Last week, Anker debuted a tiny new power brick, crediting its small size with the component it uses instead of silicon: gallium nitride (GaN). It’s the latest example of the growing popularity of this transparent, glass-like material that could one day unseat silicon and cut energy use worldwide.
For decades now, silicon has been the backbone of the technology industry, but we are “reaching a theoretical limit on how much it can be improved,” says Danqing Wang, a doctoral candidate at Harvard University who conducts GaN research. All materials have a “band gap,” which is related to how well they can conduct electricity. GaN has a wider band gap than silicon, which means it can sustain higher voltages than silicon can survive, and the current can run through the device more quickly, says Martin Kuball, a physicist at the University of Bristol who leads a project on GaN in power electronics.
As a result, GaN electronics are far more efficient than their silicon counterparts, and they lose less energy. “You can make things very small, or you can pack more GaN in the same area,” says Wang. “The performance is better.” And when you lose less energy, not only can you make charging devices smaller, but you can also use less power in the first place. According to Kuball, replacing all current electronics with GaN could potentially cut power use by 10 or 25 percent.

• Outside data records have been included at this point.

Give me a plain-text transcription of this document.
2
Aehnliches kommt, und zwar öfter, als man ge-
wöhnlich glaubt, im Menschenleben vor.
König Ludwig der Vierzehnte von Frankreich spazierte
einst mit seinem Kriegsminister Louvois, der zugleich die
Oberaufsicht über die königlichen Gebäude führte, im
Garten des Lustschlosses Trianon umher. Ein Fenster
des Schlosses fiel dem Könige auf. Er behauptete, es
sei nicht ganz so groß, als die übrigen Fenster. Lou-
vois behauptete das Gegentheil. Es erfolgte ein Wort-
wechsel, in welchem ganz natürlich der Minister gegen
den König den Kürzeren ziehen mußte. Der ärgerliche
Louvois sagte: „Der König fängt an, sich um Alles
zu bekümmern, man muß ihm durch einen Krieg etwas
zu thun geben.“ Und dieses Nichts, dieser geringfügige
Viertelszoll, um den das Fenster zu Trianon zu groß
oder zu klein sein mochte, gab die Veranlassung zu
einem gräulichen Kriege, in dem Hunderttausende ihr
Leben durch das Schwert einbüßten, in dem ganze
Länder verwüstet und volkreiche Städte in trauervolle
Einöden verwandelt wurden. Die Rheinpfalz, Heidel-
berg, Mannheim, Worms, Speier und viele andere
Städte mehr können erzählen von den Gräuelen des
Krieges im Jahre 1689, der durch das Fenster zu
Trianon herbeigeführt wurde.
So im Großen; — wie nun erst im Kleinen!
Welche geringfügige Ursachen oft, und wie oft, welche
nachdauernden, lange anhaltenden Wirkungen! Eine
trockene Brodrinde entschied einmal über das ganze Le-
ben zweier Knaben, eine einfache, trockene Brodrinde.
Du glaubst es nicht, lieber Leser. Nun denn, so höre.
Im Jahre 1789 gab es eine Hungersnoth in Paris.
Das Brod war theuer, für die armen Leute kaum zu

Plus, because GaN can survive at higher temperatures than silicon, using it can influence design in more complicated environments. Right now, the electronics in a car are mounted far away from the engine to keep them from getting too hot, says Kuball. GaN erases this constraint and could open up new possibilities that change how cars are designed in the future.
The material has long been dominant in another area: lasers and photonics. GaN is one of the few materials to give off blue light; it’s used in Blu-rays to make disc-reading possible. It’s also frequently used in LEDs. Wang’s team is making tiny GaN lasers the size of a micron — which is 1/100th the size of a human hair and too small to see with the naked eye — that can be used in microscopes to make research more precise.
Photonics aside, why haven’t we replaced silicon with GaN yet? “Silicon is very mature,” says Kuball. “People are used to it and have been doing this for a long time, and obviously what you find when you introduce a new type of material or electronic is that you need to keep testing it for reliability.” GaN isn’t a perfect material either, adds Wang, because some methods of growing it can cause defects that make it less effective.
But we’re used to silicon. It’s cheap, and all the manufacturing techniques are already set up for it. GaN is still a little more expensive. “It takes some effort to switch to gallium nitride,” says Wang, though she points out that some people are looking at ways to grow gallium nitride crystals on top of silicon in the hopes of taking advantage of the existing manufacturing platforms.
Large semiconductor manufacturers like Texas Instruments and Nexperia do have GaN research programs, according to Kuball, and there’s no shortage of startups working on the technology. Still, we have yet to see the true impact of GaN in the power electronics field. “These little adapters are a nice toy, but where GaN will really matter is in converters for electric cars and photovoltaics,” Kuball adds. In the meantime, “it’s a cool little thing to have something smaller.”
Anker was not available for comment as of press time.